引言

本文主要内容如下：

简述网格上的位置编码
参考点云上的Transformer-¹:PCT:Point cloud transformer，构造网格分类网络

一、概述

在这里插入图片描述

个人认为对于三角形网格来说，想要将Transformer应用到其上较为重要的一步是位置编码。三角网格在3D空间中如何编码每一个元素的位置，能尽可能保证的泛化性能? 以xyz坐标为例，最好是模型经过对齐的预处理，使朝向一致。或者保证网格水密的情况下使用谱域特征，如热核特征。
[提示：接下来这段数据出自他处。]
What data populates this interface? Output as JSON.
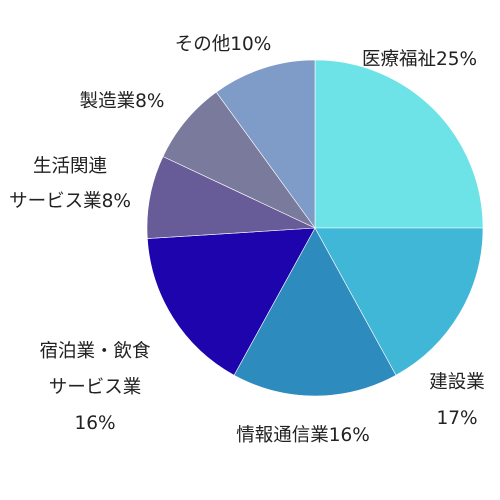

或者探索其他位置编码等等… 上图为一个外星人x坐标的位置编码可视化

使用简化网格每一个面直接作为一个Token即可，高分辨率的网格(考虑输入特征计算、训练数据对齐等)并不适合深度学习(个人认为)
直接应用现有的Tranformer网络框架、自注意力模块等，细节或参数需要微调

二、核心代码

2.1 位置编码

使用每一个网格面的中心坐标作为位置编码，计算代码在DataLoader中：

需要平移到坐标轴原点，并进行尺度归一化

# xyz
xyz_min = np.min(vs[:, 0:3], axis=0)
xyz_max = np.max(vs[:, 0:3], axis=0)
xyz_move = xyz_min + (xyz_max - xyz_min) / 2
vs[:, 0:3] = vs[:, 0:3] - xyz_move
# scale
scale = np.max(vs[:, 0:3])
vs[:, 0:3] = vs[:, 0:3] / scale
# 面中心坐标
xyz = []
for i in range(3):
    xyz.append(vs[faces[:, i]])
xyz = np.array(xyz)  # 转为np
mean_xyz = xyz.sum(axis=0) / 3

2.2 网络框架

在这里插入图片描述

参考上图PCT框架，修改了部分细节，如减少了Attention模块数量等

在这里插入图片描述

参考上图自注意力模块，个人感觉图中应该有误. 从一个共享权重的Linear里出来了 $Q 、 K 、 V$ 三个矩阵，但 $V$ 的维度和 $Q 、 K$ 不一致，少画了一个Linear?

class SA(nn.Module):
    def __init__(self, channels):
        super().__init__()
        self.q_conv = nn.Conv1d(channels, channels // 4, 1, bias=False)
        self.k_conv = nn.Conv1d(channels, channels // 4, 1, bias=False)
        self.q_conv.weight = self.k_conv.weight
        self.v_conv = nn.Conv1d(channels, channels, 1, bias=False)
        self.trans_conv = nn.Conv1d(channels, channels, 1)
        self.after_norm = nn.BatchNorm1d(channels)
        self.act = nn.GELU()
        self.softmax = nn.Softmax(dim=-1)

    def forward(self, x):
        x_q = self.q_conv(x).permute(0, 2, 1)
        x_k = self.k_conv(x)
        x_v = self.v_conv(x)
        energy = x_q @ x_k
        attention = self.softmax(energy)
        attention = attention / (1e-9 + attention.sum(dim=1, keepdims=True))
        x_r = x_v @ attention
        x_r = self.act(self.after_norm(self.trans_conv(x - x_r)))
        x = x + x_r
        return x


class TriTransNet(nn.Module):
    def __init__(self, dim_in, classes_n=30):
        super().__init__()
        self.conv_fea = FaceConv(6, 128, 4)
        self.conv_pos = FaceConv(3, 128, 4)
        self.bn_fea = nn.BatchNorm1d(128)
        self.bn_pos = nn.BatchNorm1d(128)
        self.sa1 = SA(128)
        self.sa2 = SA(128)
        self.gp = nn.AdaptiveAvgPool1d(1)
        self.linear1 = nn.Linear(256, 128, bias=False)
        self.bn1 = nn.BatchNorm1d(128)
        self.linear2 = nn.Linear(128, classes_n)
        self.act = nn.GELU()

    def forward(self, x, mesh):
        x = x.permute(0, 2, 1).contiguous()
        # 位置编码 放到DataLoader中比较好
        pos = [m.xyz for m in mesh]
        pos = np.array(pos)
        pos = torch.from_numpy(pos).float().to(x.device).requires_grad_(True)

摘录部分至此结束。